Last year, the Justice Department blocked an $11 billion joint hostile bid by ICE and Nasdaq OMX Group on concerns that the tie-up would dominate U.S. stock listings. A rival $9.3 billion bid by Deutsche Boerse AG ran afoul of European regulators.

An ICE regulatory filing on Monday underscored the importance of avoiding such an outcome, noting that the draft merger agreement proposed a "hell-or-high-water" obligation to obtain regulatory approval and that termination fees be available to NYSE if ICE failed to consummate the deal.

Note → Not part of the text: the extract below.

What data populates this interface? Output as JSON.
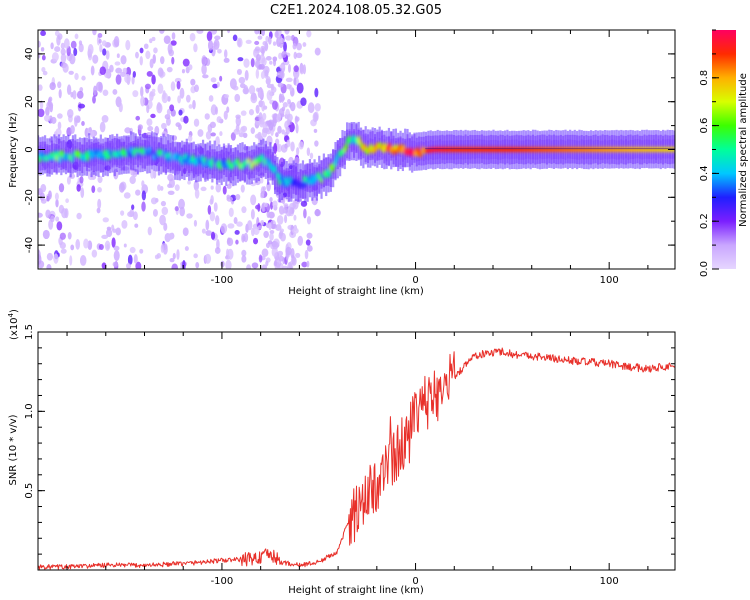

The offer to spin Euronext off as a stand-alone company was seen as a way to help convince European regulators that the deal between the two U.S. exchange operators would not affect market interests in Europe.

"I don't think ICE or me as an American should make the determination who the better partner should be" for Euronext, Sprecher said. "I think it's better that we give Euronext an independent valuation and board and governance and let European interest decide how best to organize in Europe."

Duncan Niederauer, NYSE's CEO, has also ruled out a sale.